The no child of mine declaration is an occupational hazard of parenting and it's not a phrase that should be tossed around lightly. After all, when dealing with another human, even one over which you exert considerable influence, it's impossible to predict their every action into the future. I have had to eat my words countless times as previous declarations were proven unattainable. For example, I proudly announced that no child of mine was ever going to eat junk food, become addicted to bad cartoons or forget to say thank you when someone gave them a gift, but they did. The sentiment comes from a good place - the desire to raise children of whom you can be proud and young adults who will go out into the world as productive, well-mannered members of society. But as any potentially perfect parent has discovered, easier said than done.

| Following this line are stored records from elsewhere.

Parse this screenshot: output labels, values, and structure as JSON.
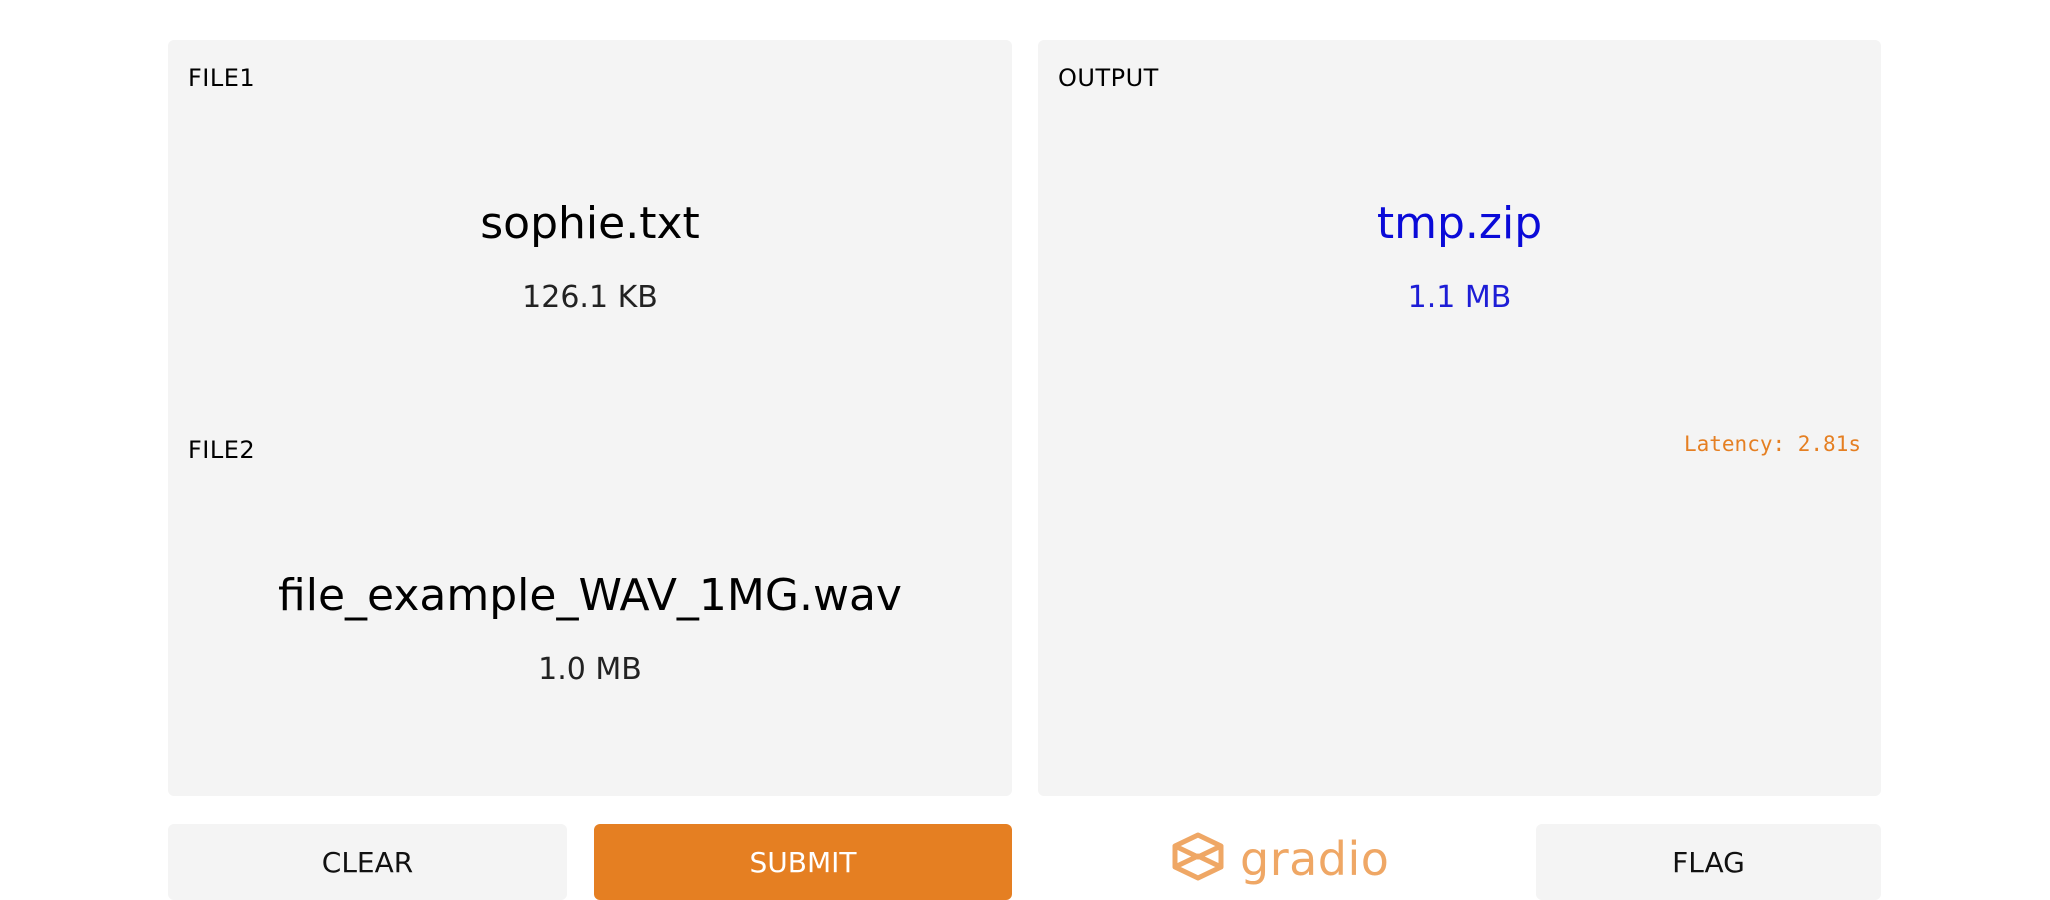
{
  "inputs": {
    "file1": {
      "label": "FILE1",
      "name": "sophie.txt",
      "size": "126.1 KB"
    },
    "file2": {
      "label": "FILE2",
      "name": "file_example_WAV_1MG.wav",
      "size": "1.0 MB"
    }
  },
  "output": {
    "label": "OUTPUT",
    "name": "tmp.zip",
    "size": "1.1 MB",
    "latency": "Latency: 2.81s"
  },
  "actions": {
    "clear_label": "CLEAR",
    "submit_label": "SUBMIT",
    "flag_label": "FLAG"
  },
  "brand": {
    "name": "gradio",
    "icon": "gradio-logo-icon"
  },
  "colors": {
    "accent": "#e57f22",
    "panel_bg": "#f4f4f4",
    "link_blue": "#0a0ad8"
  }
}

While we have a great deal of influence over our children, particularly in their earlier years, our words of wisdom don't always sink in, please and thank yous are easily forgotten in public and there is an element of nature versus nurture in all of us.
So, we can't always control behaviour, especially from those sullen, withdrawn teenagers that we all were at one point. But we can set rules and expectations for behaviour both inside the house and out in public and reinforce them in a way that is appropriate for their age. And I think, when it comes to teaching your children manners, starting early, providing constant reminders and never giving up, will eventually result in polite young adults. In our house, nothing can be brought to the dinner table besides food and the tools required to enjoy it and that applies to the adults as well as the kids. It is my hope that, if I am unrelenting about these things early in life, they will become ingrained and I won't have to beg them to refrain from using their cell phones at the dinner table ten years from now.
But will I succeed? Perhaps the poor parents who were sitting next to me tried in vain to establish the same kinds of guidelines and after years of repeating the same mantra, they just gave in with a "kids today" shrug. Perhaps they shared my mortification but decided to ignore their daughter's behaviour on that evening when the only alternative was to have a public argument or risk ruining the outing for everyone, including their son, who was behaving appropriately.
With kids I've learned, never say never but do your best. I'd love to hear from parents of teens if you struggle with this, if you have an issue with it or if it doesn't bother you.
By the way, my friend and I had a lovely time together and got so engrossed in a stimulating face-to-face conversation that neither of us checked our mobile devices once.